Four-Junction Solar Cell Claims Efficiency Record

Moves closer to theoretical limit

2 min read

Four-Junction Solar Cell Claims Efficiency Record
Photo: Rob Largent/UNSW

Researchers in Australia have built a solar cell with light conversion efficiency far in excess of commercial solar cells.

Mark Keevers and Martin Green of the University of New South Wales say their four-junction mini-module breaks the world record for efficiency for that type of solar cell. The cell converted 34.5 percent of the sunlight striking it into electricity, the two said at a press conference on Tuesday. That’s well on the way to the 53-percent theoretical maximum efficiency of such a device. Most commercially available silicon photovoltaics—the types found on rooftops and in solar farms—top out at around 16 to 18 percent efficiency.

The researchers have not published a peer-reviewed paper on their results, but the efficiency was certified by the National Renewable Energy Laboratory.

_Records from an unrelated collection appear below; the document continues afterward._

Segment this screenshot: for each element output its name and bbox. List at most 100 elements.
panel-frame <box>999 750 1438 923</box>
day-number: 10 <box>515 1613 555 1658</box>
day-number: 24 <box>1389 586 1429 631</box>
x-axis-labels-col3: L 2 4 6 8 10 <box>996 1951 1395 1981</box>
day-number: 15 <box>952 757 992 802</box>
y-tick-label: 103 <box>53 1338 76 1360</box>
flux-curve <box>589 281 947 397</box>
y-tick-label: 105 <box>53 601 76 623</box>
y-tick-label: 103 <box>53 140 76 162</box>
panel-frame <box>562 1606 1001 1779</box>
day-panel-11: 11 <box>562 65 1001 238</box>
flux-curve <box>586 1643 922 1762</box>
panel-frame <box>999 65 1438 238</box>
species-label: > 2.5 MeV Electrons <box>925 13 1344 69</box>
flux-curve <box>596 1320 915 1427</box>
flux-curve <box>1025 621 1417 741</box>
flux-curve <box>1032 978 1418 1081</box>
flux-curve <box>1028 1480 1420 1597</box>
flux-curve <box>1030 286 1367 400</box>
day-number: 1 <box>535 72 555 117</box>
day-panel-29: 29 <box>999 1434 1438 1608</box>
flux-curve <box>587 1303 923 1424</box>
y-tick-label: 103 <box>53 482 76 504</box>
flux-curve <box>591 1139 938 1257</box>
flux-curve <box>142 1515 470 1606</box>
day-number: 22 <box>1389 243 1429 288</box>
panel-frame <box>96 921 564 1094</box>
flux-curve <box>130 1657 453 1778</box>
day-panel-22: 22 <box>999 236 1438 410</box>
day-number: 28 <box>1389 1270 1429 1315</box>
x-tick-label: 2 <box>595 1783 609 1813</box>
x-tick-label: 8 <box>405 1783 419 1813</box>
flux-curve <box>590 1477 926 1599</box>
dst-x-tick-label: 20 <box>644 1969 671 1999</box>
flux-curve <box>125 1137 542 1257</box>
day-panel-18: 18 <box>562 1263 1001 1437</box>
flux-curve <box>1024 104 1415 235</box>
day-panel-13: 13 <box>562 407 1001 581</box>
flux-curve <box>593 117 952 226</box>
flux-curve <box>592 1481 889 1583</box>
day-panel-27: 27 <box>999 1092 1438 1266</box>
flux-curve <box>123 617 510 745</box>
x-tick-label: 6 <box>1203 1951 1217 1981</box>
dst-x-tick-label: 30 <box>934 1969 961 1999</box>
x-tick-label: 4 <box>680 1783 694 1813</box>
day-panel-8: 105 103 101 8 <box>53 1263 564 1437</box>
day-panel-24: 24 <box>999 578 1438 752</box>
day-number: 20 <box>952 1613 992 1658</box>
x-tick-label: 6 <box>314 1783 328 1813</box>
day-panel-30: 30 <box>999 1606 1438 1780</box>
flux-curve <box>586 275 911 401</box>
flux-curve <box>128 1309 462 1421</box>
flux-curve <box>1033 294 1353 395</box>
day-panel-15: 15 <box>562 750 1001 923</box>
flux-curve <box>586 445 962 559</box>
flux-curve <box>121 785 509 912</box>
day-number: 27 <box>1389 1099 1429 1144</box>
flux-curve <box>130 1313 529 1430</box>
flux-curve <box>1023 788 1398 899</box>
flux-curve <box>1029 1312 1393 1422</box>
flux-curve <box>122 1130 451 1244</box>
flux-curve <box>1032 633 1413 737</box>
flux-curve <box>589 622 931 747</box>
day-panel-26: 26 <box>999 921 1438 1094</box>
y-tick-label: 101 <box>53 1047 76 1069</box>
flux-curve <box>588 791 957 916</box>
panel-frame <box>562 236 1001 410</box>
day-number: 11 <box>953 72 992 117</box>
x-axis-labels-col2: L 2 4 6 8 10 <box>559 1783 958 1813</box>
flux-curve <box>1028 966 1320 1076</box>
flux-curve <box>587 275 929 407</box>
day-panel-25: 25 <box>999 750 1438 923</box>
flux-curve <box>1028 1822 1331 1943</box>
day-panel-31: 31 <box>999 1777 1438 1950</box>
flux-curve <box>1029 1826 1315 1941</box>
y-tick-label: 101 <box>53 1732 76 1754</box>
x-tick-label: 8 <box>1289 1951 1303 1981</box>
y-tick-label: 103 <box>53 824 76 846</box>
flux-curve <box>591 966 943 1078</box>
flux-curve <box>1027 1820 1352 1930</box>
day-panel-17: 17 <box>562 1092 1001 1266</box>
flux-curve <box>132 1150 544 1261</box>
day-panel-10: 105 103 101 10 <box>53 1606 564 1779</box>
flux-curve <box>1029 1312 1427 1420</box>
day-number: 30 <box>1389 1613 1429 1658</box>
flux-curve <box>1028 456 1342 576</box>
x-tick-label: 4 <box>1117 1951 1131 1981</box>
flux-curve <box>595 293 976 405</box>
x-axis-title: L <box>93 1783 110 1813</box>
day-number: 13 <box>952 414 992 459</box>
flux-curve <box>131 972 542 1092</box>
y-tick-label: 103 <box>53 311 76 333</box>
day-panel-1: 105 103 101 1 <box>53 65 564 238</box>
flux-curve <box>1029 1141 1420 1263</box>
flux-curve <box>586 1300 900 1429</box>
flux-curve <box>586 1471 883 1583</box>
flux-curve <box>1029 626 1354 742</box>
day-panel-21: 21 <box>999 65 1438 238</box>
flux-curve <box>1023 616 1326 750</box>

The device consists of a triple-junction cell comprising three semiconductor materials: indium-gallium-phosphide, indium-gallium-arsenide, and germanium. Each of those absorbs different wavelengths of sunlight. Additional wavelengths are reflected toward a fourth layer made of silicon. The overall effect is that, because the cell can handle a much wider range of wavelengths than is possible with a silicon cell alone, more of the sunlight striking the cell is converted to electricity.

Because the cell is shaped like a prism, says Green, who is director of the Australian Centre for Advanced Photovoltaics at UNSW, it passively gathers light coming from a wide range of angles. The prism also guides the light from the triple-junction cell on one side to the silicon on the other, Martin said in an email.

The device will likely cost more to make than conventional solar cells, both because of the complexity of the design and the cost of the materials. But Green says the manufacturing cost may be offset by increased efficiency. He adds that he would like to use this design with lower cost materials such as copper-zinc-tin-sulfide and perovskites—a class of materials increasingly seen as well suited for photovoltaics.

Green and Keevers, a senior researcher at the center, are aiming for a cell with a conversion efficiency of 40 percent. They’d already achieved that with a cell that used a lens to concentrate sunlight, but this design would not require a lens.

Many people like to claim world records for solar cell efficiency. In March, First Solar, of Tempe, Ariz., claimed a record for cadmium-telluride solar cells when it achieved an efficiency of 22.1 percent. Alta Devices, of Sunnyvale, Calif., which makes solar cells for unmanned aerial vehicles, announced in April that a dual-junction device made of gallium-arsenide and indium-gallium-phosphide had reached an efficiency of 31.6 percent. And a collaboration between Soitec, a French semiconductor material company; CEA, a French government research agency; and the Fraunhofer Institute for Solar Energy Systems in Germany, announced a cell with 46- percent efficiency in December 2014. The cell they produced—a four-junction cell that uses gallium, indium, and germanium and relies a concentrating lens—is very expensive and is mainly sold to NASA for applications in space.